BitRot | Marketing Databases and Contact Info

Marketing Databases and Contact Info


A recent project of mine tracks contact information for an alumni organization. I thought I’d share some of how I build this system, to help out anyone else facing a similar situation. First some background; the alumni organization has historically worked with spreadsheets passed between volunteers and employees. Over the years, this has lead to a schema crisis, as not all lists use the same column names, and some lists lack some or most information (in one case, it was literally just a list of names).

About two months ago, I started designing a proper system for them. One that would replace Excel and bring them into the modern era. But one of the greatest challenges that I faced while doing so was correctly capturing the contact information for the alumni. In this case, program members are asked to provide contact information prior to their participation, and are contacted once every year or two to update it. However, these contact details can only be used for administrative purposes, unless they opt in for marketing. Importantly, when they are asked to update their details, they need to opt out rather than opt in for marketing emails.

In this specific case, marketing materials is really a monthly newsletter. However, this raises some other concerns, such as what the best email is to contact someone at. To support this, and also store all the prior history (important for legal purposes), we need to decouple the concept of a person and their contact details. This can mean that a single person can have zero or more emails, phone numbers, mailing addresses, and social media accounts (such as Facebook, Twitter, LinkedIn, etc).

So the schema I built looks like this:

Note: The Phone, Address, and SocialLink tables look very similar to the Email table, and are omitted for brevity.

  text name
  text organization
  boolean allow_marketing

  text email
  text label
  Person person
  OriginSystem origin_system
  text origin_system_record
  date valid_start
  date valid_end
  date opt_out_date
  text opt_out_channel
  date opt_in_date
  text opt_in_channel

  text name
  OriginSystem origin_system
  text origin_system_record
  Email best_email

We can break up the email table’s columns into groups that support the following features:

Origin Tracking

We consider each spreadsheet to be a separate system, and the row a record was extracted from is considered to be the origin_system_record. This allows us to come back in the future and include additional information from that same system, without interfering too much. It also means we can track where contact details came from, for both legal and data quality purposes.

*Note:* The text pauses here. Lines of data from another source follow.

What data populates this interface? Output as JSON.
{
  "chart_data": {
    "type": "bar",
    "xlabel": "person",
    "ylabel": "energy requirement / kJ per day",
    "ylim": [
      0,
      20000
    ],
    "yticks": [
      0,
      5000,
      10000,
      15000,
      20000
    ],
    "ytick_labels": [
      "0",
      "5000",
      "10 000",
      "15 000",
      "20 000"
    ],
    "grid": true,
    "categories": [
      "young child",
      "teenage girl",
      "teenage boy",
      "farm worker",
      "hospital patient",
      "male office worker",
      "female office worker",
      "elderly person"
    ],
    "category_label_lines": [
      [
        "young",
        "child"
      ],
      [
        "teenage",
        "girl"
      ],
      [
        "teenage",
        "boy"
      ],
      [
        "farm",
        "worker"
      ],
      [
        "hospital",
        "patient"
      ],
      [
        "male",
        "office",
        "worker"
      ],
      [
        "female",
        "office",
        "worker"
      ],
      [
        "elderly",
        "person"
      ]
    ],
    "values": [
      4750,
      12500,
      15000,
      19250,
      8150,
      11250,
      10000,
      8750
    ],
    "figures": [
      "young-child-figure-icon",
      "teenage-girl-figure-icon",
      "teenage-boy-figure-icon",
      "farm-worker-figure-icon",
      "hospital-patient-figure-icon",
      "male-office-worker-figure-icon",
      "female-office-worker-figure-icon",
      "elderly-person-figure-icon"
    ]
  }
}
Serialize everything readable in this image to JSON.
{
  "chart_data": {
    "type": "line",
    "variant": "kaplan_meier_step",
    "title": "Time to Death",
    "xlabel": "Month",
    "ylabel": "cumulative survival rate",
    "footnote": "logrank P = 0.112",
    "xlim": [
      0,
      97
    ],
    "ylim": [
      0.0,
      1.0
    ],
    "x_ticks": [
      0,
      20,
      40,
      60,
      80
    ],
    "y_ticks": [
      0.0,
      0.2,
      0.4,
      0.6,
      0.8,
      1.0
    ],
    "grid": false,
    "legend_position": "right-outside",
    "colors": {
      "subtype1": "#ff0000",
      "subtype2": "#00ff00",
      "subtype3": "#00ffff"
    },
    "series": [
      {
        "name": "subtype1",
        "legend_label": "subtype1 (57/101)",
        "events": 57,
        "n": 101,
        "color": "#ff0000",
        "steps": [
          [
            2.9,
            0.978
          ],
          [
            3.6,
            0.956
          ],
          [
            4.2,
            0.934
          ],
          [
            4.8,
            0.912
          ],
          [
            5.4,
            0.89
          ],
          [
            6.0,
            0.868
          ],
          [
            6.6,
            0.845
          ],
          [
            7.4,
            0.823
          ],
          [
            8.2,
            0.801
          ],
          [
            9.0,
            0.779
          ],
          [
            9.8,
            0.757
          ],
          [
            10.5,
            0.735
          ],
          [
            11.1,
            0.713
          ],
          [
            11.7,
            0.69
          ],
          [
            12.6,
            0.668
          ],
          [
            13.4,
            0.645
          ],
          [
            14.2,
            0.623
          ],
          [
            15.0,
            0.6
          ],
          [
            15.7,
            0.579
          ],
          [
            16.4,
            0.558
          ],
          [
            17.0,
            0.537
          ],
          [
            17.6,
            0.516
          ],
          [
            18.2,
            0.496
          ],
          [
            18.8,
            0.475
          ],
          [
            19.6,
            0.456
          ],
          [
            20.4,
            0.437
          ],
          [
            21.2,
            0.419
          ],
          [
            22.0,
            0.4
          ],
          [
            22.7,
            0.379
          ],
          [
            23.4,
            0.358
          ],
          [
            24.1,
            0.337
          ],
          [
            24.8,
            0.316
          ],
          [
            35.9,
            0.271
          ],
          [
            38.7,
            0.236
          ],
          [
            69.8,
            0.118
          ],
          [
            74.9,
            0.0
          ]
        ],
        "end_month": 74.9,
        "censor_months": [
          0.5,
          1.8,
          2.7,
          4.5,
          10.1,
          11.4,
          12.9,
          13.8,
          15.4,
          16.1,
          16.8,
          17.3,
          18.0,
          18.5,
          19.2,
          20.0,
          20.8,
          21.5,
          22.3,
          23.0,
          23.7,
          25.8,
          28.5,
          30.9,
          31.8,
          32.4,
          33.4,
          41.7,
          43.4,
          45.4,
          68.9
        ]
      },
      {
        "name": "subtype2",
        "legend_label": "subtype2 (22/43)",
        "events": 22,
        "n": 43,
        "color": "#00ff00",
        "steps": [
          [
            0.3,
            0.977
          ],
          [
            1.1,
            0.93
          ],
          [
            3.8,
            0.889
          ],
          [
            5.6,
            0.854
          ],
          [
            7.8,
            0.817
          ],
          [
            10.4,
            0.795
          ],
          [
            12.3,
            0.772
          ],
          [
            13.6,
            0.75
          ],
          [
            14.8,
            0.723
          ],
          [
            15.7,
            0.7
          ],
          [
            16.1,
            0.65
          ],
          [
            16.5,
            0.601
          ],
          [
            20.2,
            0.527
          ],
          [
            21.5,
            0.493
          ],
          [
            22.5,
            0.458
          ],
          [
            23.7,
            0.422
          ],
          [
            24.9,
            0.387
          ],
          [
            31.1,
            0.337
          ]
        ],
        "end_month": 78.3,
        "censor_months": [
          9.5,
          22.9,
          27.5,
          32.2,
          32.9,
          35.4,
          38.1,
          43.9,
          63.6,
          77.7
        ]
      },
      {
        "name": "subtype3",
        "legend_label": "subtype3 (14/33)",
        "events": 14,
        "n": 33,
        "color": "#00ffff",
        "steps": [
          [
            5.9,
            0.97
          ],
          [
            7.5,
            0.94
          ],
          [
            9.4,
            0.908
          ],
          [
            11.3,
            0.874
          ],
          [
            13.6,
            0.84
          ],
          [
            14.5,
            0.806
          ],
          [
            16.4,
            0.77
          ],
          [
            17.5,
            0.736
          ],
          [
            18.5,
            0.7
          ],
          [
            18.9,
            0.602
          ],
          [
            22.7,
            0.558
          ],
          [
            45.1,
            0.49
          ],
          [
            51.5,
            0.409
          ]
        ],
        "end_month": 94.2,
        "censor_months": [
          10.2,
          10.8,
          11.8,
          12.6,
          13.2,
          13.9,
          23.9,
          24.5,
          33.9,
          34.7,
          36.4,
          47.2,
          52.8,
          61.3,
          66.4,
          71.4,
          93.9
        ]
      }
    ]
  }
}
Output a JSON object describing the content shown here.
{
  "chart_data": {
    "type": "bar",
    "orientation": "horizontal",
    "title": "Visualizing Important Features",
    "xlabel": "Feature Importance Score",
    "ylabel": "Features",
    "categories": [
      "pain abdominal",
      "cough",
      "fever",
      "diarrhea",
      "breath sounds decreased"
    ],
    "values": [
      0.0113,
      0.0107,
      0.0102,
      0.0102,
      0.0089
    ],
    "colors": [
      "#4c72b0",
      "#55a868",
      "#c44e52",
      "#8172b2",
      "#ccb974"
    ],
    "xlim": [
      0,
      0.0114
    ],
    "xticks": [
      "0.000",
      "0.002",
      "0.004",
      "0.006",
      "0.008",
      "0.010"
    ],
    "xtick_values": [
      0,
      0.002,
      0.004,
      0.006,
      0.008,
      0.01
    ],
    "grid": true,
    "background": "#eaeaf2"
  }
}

Imagine a situation where an intern purchased a list of potential donors to your charity, but lacking experience, wound up with a horrible list of people who aren’t interested. By tracking the origin, you can see if the company you purchased that list from has provided you with bad lists in the past, and renegotiate terms if the quality has decreased. Origin tracking is the was to solve this situation.

Note that each origin system has a boolean marker if marketing is allowed. This is actually a 3-state attribute, since in some cases, the answer is neither yes nor no. An alternative implementation would be to have two fields: allow_marketing and disallow_marketing (at most one of which should be true). However, I feel that utilizing the NULL value of a database field is the appropriate value and the one most expected by a programmer.


Over time, people change phone numbers, emails, even Facebook accounts. In the extreme, I have seen a good friend change his email 5 times over a period of several years. By tracking when a particular email is valid, you can ensure that you have the correct email for them, and store the history for data mining or legal purposes.

We can classify emails as being valid if the valid_end date is NULL, and expired if that attribute is populated


This feature is a bit complex. Sometimes, a generic opt-in is given for a particular origin system (such as a contact list acquired through a third party). However, someone can opt out from being contacted in several different ways, and it’s up to you (and your local legislation) to determine if that opt-out applies only to the particular contact detail, or the person in general. You also want to track how they opted in/out for analytics purposes. If a lot of people are opting out because your unsubscribe link is right next to the “Donate Now!” button, then you should have yet another way to learn that that’s a bad idea.

Pseudocode for a person-scope opt-in/out:

if email.person.emails.max_by { |email| email.opt_out_date } > email.person.emails.max_by { |email| email.opt_in_date }
  # they're opted out of marketing emails
elsif email.origin_system.allow_marketing.false? && email.opt_in_date.nil?
  # they haven't opted in, and we can't send them marketing emails from here
  # If your lawyers say yes, then you can send them an opt-in email
  # it should be ok to contact them in this case

Preferred contact method

This one is a bit more complex, and easier to envision with phone numbers. Some people prefer to be called at home, or at work, or on their mobile phones. It is up to you to track how they’d like to be contacted.